Mass backlog again

None of my scrapers are currently running — with a long queue building up.

Looking at the currently running queue, some have started over 20 hours ago.

(Not sure if it’s connected but https://morph.io/jflavan/pitchfork_review_data, which is one of the currently running scraper, took a very long time to load (almost 2 minutes), and looks like it has a lot of console output lines.)

Thanks for posting @tmtmtmtm, sorry about the delay responding - it was a long weekend here. I’m glad to see that it looks like things are running OK again now.

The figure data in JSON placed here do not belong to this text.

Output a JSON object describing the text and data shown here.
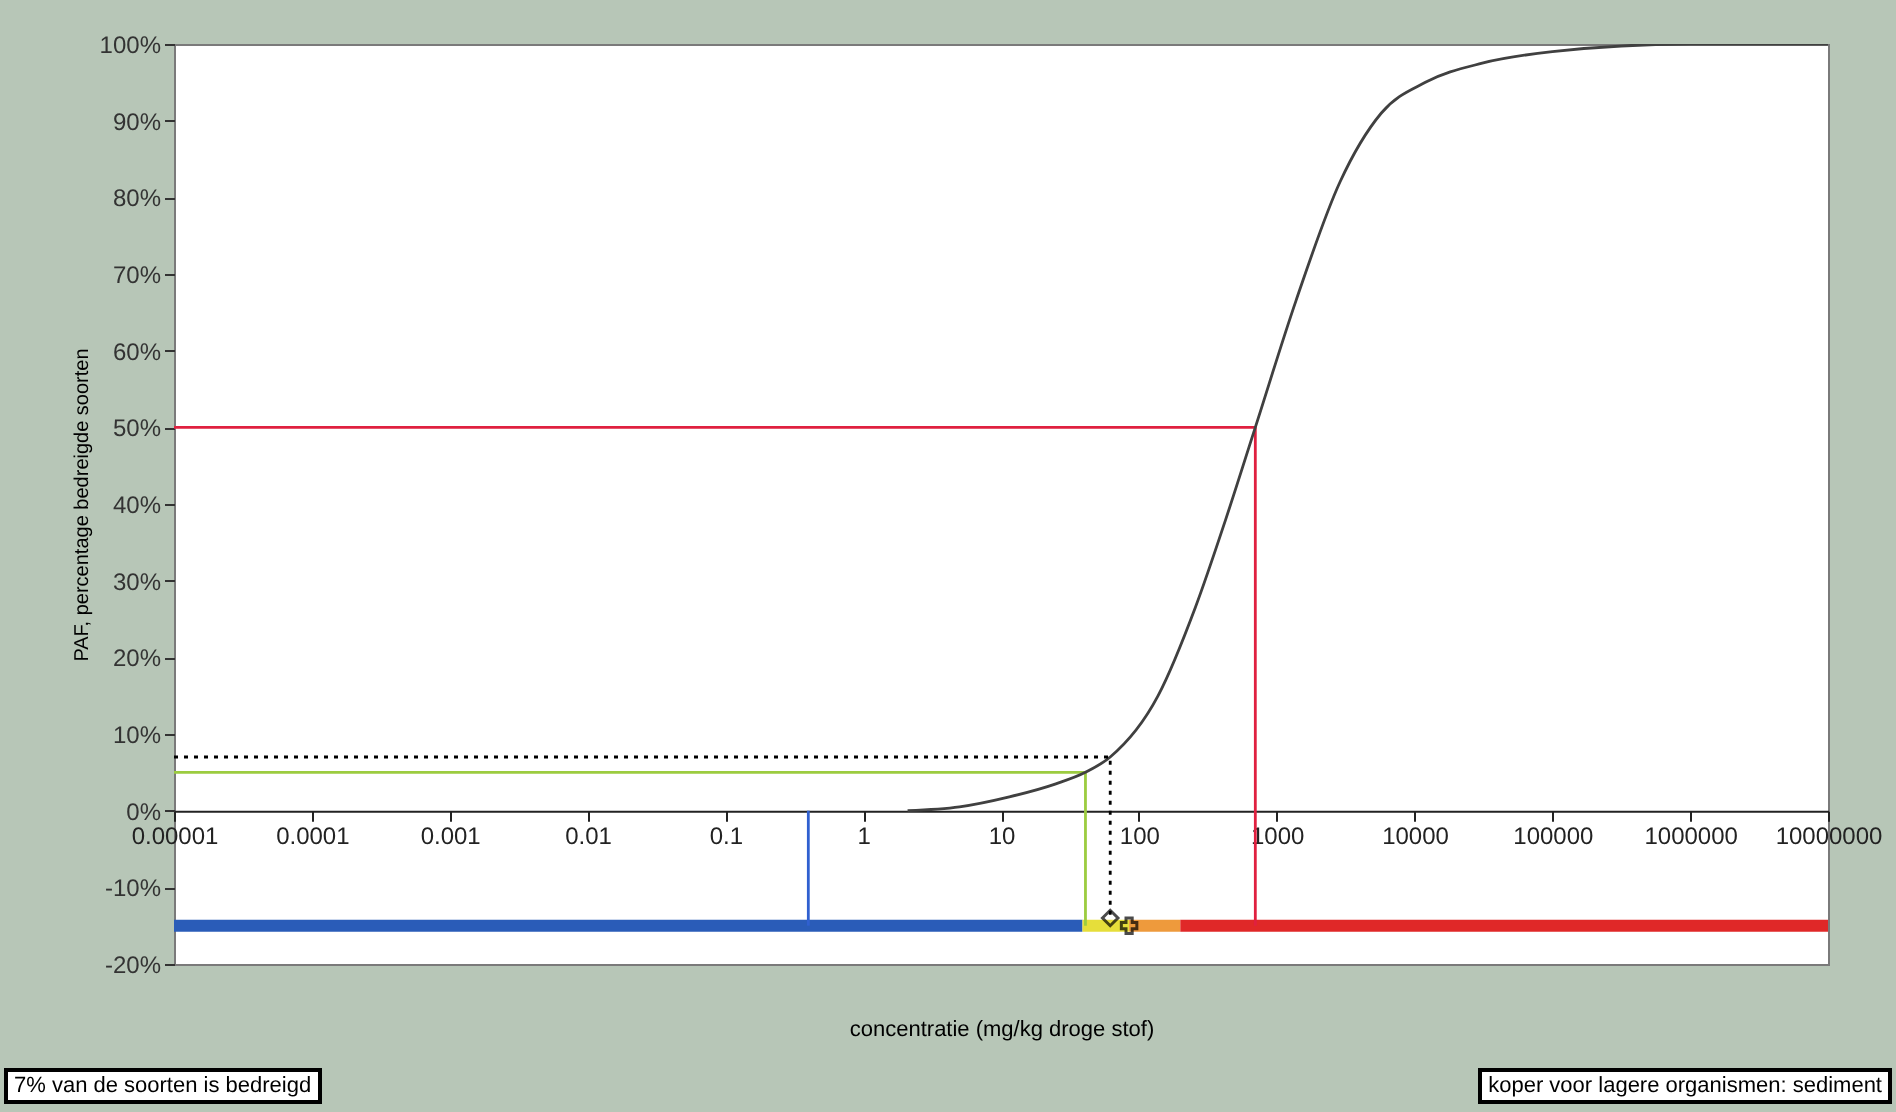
{
  "chart_data": {
    "type": "line",
    "xlabel": "concentratie (mg/kg droge stof)",
    "ylabel": "PAF, percentage bedreigde soorten",
    "log": "x",
    "grid": false,
    "legend": false,
    "xlim": [
      1e-05,
      10000000
    ],
    "ylim": [
      -20,
      100
    ],
    "xticks": [
      {
        "value": 1e-05,
        "label": "0.00001"
      },
      {
        "value": 0.0001,
        "label": "0.0001"
      },
      {
        "value": 0.001,
        "label": "0.001"
      },
      {
        "value": 0.01,
        "label": "0.01"
      },
      {
        "value": 0.1,
        "label": "0.1"
      },
      {
        "value": 1,
        "label": "1"
      },
      {
        "value": 10,
        "label": "10"
      },
      {
        "value": 100,
        "label": "100"
      },
      {
        "value": 1000,
        "label": "1000"
      },
      {
        "value": 10000,
        "label": "10000"
      },
      {
        "value": 100000,
        "label": "100000"
      },
      {
        "value": 1000000,
        "label": "1000000"
      },
      {
        "value": 10000000,
        "label": "10000000"
      }
    ],
    "yticks": [
      {
        "value": -20,
        "label": "-20%"
      },
      {
        "value": -10,
        "label": "-10%"
      },
      {
        "value": 0,
        "label": "0%"
      },
      {
        "value": 10,
        "label": "10%"
      },
      {
        "value": 20,
        "label": "20%"
      },
      {
        "value": 30,
        "label": "30%"
      },
      {
        "value": 40,
        "label": "40%"
      },
      {
        "value": 50,
        "label": "50%"
      },
      {
        "value": 60,
        "label": "60%"
      },
      {
        "value": 70,
        "label": "70%"
      },
      {
        "value": 80,
        "label": "80%"
      },
      {
        "value": 90,
        "label": "90%"
      },
      {
        "value": 100,
        "label": "100%"
      }
    ],
    "series": [
      {
        "color": "#2a5cb8",
        "x": [
          1e-05,
          39
        ],
        "values": [
          -15,
          -15
        ]
      },
      {
        "color": "#e6de3a",
        "x": [
          39,
          85
        ],
        "values": [
          -15,
          -15
        ]
      },
      {
        "color": "#ee9a3c",
        "x": [
          85,
          200
        ],
        "values": [
          -15,
          -15
        ]
      },
      {
        "color": "#e02828",
        "x": [
          200,
          10000000
        ],
        "values": [
          -15,
          -15
        ]
      },
      {
        "color": "#3060d0",
        "x": [
          0.4,
          0.4
        ],
        "values": [
          0,
          -15
        ]
      },
      {
        "color": "#e02040",
        "x": [
          1e-05,
          700,
          700
        ],
        "values": [
          50,
          50,
          -15
        ]
      },
      {
        "color": "#9ccc40",
        "x": [
          1e-05,
          41,
          41
        ],
        "values": [
          5,
          5,
          -15
        ]
      },
      {
        "color": "#000000",
        "line_style": "dotted",
        "x": [
          1e-05,
          62,
          62
        ],
        "values": [
          7,
          7,
          -14
        ]
      },
      {
        "color": "#404040",
        "x": [
          2.1,
          5,
          11.5,
          25,
          41,
          62,
          138,
          257,
          427,
          700,
          1380,
          2880,
          5750,
          12000,
          31000,
          100000,
          1000000,
          10000000
        ],
        "values": [
          0,
          0.5,
          1.8,
          3.5,
          5,
          7,
          15,
          26.5,
          38,
          50,
          66.5,
          82,
          91,
          95,
          97.5,
          99,
          100,
          100
        ]
      },
      {
        "type": "scatter",
        "color": "#000000",
        "marker": "diamond",
        "x": [
          62
        ],
        "values": [
          -14
        ]
      },
      {
        "type": "scatter",
        "color": "#000000",
        "marker": "cross",
        "x": [
          85
        ],
        "values": [
          -15
        ]
      }
    ],
    "annotations": [
      "7% van de soorten is bedreigd",
      "koper voor lagere organismen: sediment"
    ]
  }
}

Your hunch was almost certainly right - there were lots of CPU and memory alerts from New Relic over the last few days. When someone creates a scraper with a crazy amount of log lines the Sidekiq worker that pulls those out of the container can use heaps of memory and CPU: https://github.com/openaustralia/morph/issues/919

Everything is running super super slow again today.

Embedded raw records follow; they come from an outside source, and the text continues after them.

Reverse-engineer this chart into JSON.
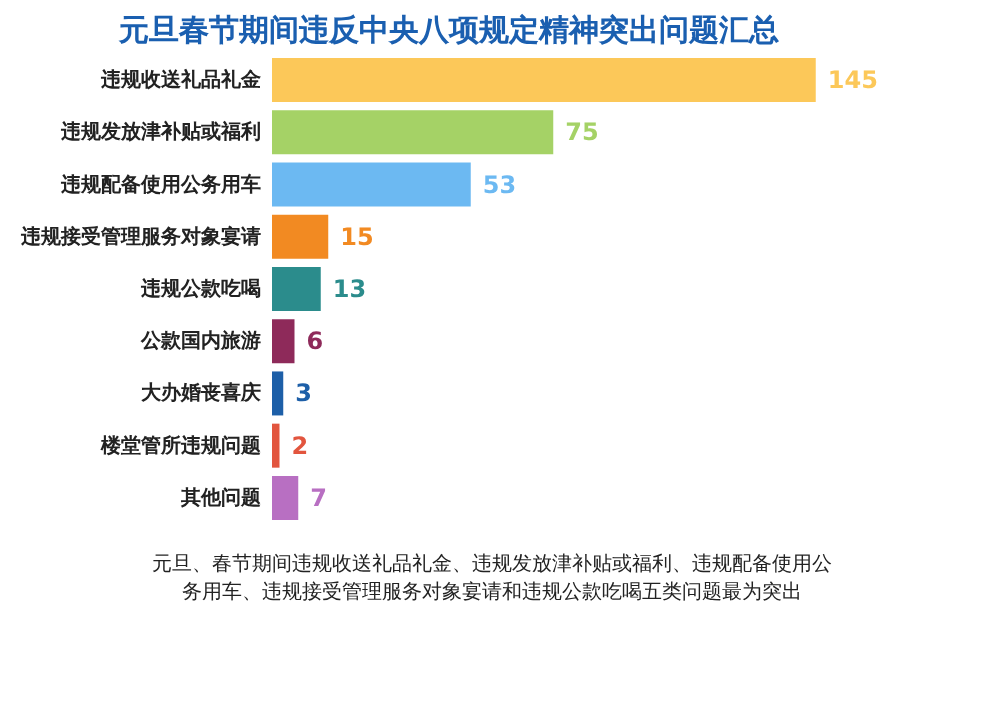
{
  "chart_data": {
    "type": "bar",
    "orientation": "horizontal",
    "title": "元旦春节期间违反中央八项规定精神突出问题汇总",
    "categories": [
      "违规收送礼品礼金",
      "违规发放津补贴或福利",
      "违规配备使用公务用车",
      "违规接受管理服务对象宴请",
      "违规公款吃喝",
      "公款国内旅游",
      "大办婚丧喜庆",
      "楼堂管所违规问题",
      "其他问题"
    ],
    "values": [
      145,
      75,
      53,
      15,
      13,
      6,
      3,
      2,
      7
    ],
    "colors": [
      "#fcc859",
      "#a5d266",
      "#6cb9f2",
      "#f28a22",
      "#2b8c8c",
      "#8e2a5a",
      "#1d5fa8",
      "#e2553e",
      "#b86fc2"
    ],
    "data_labels": true,
    "annotations": [
      "元旦、春节期间违规收送礼品礼金、违规发放津补贴或福利、违规配备使用公务用车、违规接受管理服务对象宴请和违规公款吃喝五类问题最为突出"
    ]
  }
}
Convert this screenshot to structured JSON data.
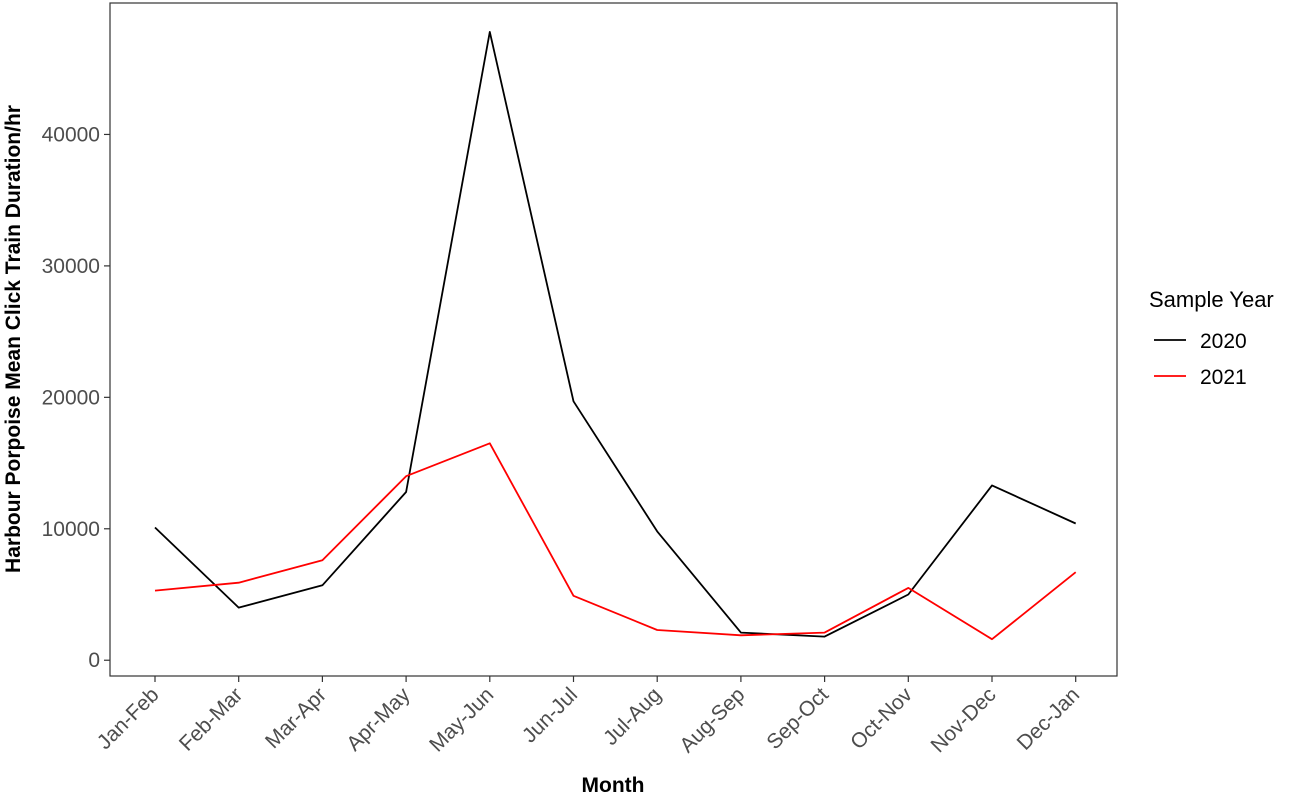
{
  "chart_data": {
    "type": "line",
    "title": "",
    "xlabel": "Month",
    "ylabel": "Harbour Porpoise Mean Click Train Duration/hr",
    "categories": [
      "Jan-Feb",
      "Feb-Mar",
      "Mar-Apr",
      "Apr-May",
      "May-Jun",
      "Jun-Jul",
      "Jul-Aug",
      "Aug-Sep",
      "Sep-Oct",
      "Oct-Nov",
      "Nov-Dec",
      "Dec-Jan"
    ],
    "yticks": [
      0,
      10000,
      20000,
      30000,
      40000
    ],
    "ytick_labels": [
      "0",
      "10000",
      "20000",
      "30000",
      "40000"
    ],
    "ylim": [
      -1200,
      50000
    ],
    "grid": false,
    "legend": {
      "title": "Sample Year",
      "placement": "right"
    },
    "series": [
      {
        "name": "2020",
        "color": "#000000",
        "values": [
          10100,
          4000,
          5700,
          12800,
          47800,
          19700,
          9800,
          2100,
          1800,
          5000,
          13300,
          10400
        ]
      },
      {
        "name": "2021",
        "color": "#ff0000",
        "values": [
          5300,
          5900,
          7600,
          14000,
          16500,
          4900,
          2300,
          1900,
          2100,
          5500,
          1600,
          6700
        ]
      }
    ]
  }
}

And when I examine the queue, 4 of the top 5 scrapers area again the Sidekick review ones (https://morph.io/atoumey/pitchfork_review_data, https://morph.io/mattbrehmer/pitchfork-full-text-album-reviews, https://morph.io/jflavan/pitchfork_review_data, https://morph.io/benfb/pitchfork_review_data) which even trying to look at takes for ever and almost crashes my laptop

What a pain. I’ve just spent the day fixing Every scraper started failing with a buildpack error · Issue #984 · openaustralia/morph · GitHub and then Python scrapers without requirements.txt are failing due to missing scraperwiki module · Issue #985 · openaustralia/morph · GitHub. I’m afraid things might be a bit slow again for the next day or so as buildpacks rebuild after the fix for #985.

The root cause to that is almost certainly an insane number of log lines. The fix is Consider limiting the number of lines of output your scraper can write · Issue #919 · openaustralia/morph · GitHub - when that’s done a lot of our problems will go away.